For the last several years, he hosted a booth at the International Bluegrass Convention, held annually in Raleigh, North Carolina. Before the 2022 affair, he told me he was not able to go because his helper had a conflict, and he, my father, being in his late eighties, was not able to set the booth up on his own.
Given his age, I know he fretted every year might be his last. Feeling for him, I volunteered to help get him there and set up so he could attend the event. Two things came from this offer. I was struck at the childlike joy this ellicited from my father when he learned he would not miss the event. And, I did not expect to, but found I enjoyed watching people discover my father’s collection. If you’re into 1930s Gibson banjos, which a surprising number of people are, and unexpectedly stumble upon this private horde, well, watching a person take this in offers a unique pleasure.
Amongst the banjo-lovers was a standout. It was a 14-year-old boy, though you had to look close to confirm this as he stood well over six feet tall. This boy loved banjos, like next to his mother, and possibly his father, I would guess he loves banjos more than anything else in the world. You can imagine the thrill he experienced when he rounded the corner and took in my father’s booth.
He entered the cramped space and eyed each instrument with deep curiousity. After asking if he could try one, he cautiously lifted the first in the line and sat in the chair reserved for trials. The cacophony of organized sound this boy pulled from the instrument seemed impossible to my ear and brain. He played the first for a few minutes, put it back, and after getting approval, selected the next from the stack and sat with it for a few minutes. Like that, he worked his way down the line, sampling each banjo. After trying them all, he returned to one in the middle and played it until my father shooed him away, saying he had to make room for others.
The next day, the boy was back. He selected “his” banjo and sat oblivious to all until my father chased him off. This dance played out over and over for the remainder of the event. On one of his visits, I commented to the boy that he seemed to have found his favorite. Not realizing I had watched it all unfold, he explained to me that he had played each instrument, and this one, the one he was playing now, sounded the very best of them all.

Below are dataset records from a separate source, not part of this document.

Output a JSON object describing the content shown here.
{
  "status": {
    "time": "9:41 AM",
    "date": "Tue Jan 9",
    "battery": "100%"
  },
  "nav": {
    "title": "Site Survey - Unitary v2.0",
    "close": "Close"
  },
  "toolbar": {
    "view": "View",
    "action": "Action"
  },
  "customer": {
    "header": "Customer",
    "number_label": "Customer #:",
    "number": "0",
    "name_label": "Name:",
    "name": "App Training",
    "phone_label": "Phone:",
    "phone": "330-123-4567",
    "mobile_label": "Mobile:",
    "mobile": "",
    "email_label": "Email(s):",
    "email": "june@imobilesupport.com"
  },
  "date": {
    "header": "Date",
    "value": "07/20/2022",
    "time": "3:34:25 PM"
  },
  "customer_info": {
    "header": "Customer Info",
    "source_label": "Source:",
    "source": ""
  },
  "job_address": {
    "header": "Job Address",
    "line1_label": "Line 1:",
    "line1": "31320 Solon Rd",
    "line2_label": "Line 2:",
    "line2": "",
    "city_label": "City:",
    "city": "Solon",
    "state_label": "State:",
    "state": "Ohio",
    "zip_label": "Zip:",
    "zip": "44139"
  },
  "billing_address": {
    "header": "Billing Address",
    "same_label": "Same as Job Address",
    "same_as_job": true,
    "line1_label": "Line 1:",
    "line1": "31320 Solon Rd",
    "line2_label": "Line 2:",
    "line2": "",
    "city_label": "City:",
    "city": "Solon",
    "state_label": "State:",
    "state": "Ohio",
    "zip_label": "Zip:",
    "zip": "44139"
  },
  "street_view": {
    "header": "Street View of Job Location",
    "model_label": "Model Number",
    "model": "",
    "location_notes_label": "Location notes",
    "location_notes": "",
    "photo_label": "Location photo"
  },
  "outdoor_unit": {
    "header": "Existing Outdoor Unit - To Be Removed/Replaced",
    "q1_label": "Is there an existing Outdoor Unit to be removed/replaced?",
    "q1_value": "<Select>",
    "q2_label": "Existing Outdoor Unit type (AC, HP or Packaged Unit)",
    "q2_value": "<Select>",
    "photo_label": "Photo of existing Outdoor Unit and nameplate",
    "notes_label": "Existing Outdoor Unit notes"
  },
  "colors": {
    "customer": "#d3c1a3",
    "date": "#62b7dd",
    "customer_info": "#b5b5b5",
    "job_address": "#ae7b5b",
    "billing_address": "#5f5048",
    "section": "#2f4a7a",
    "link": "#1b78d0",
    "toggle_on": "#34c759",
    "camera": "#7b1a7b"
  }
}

I asked the boy’s father, who was always standing nearby, about buying the banjo, and was told it was not in the cards. After my dad ran the boy off the fifth or sixth time, I told my father he should give that kid the banjo. Appalled, my father said that if he had six thousand dollars, he could buy the banjo. I said he was a kid and surely didn’t have 6k. My father, sans emotion, said it looked like he wouldn’t be leaving with the banjo then.
On the last day of the convention, I got the father’s contact information, explaining that as my father’s only child, I may one day be tasked with finding homes for all of these instruments, and I might have an inkling where one of them belongs. The conference ended, and as is often the case with my father and banjos, he went home with more instruments than he came with.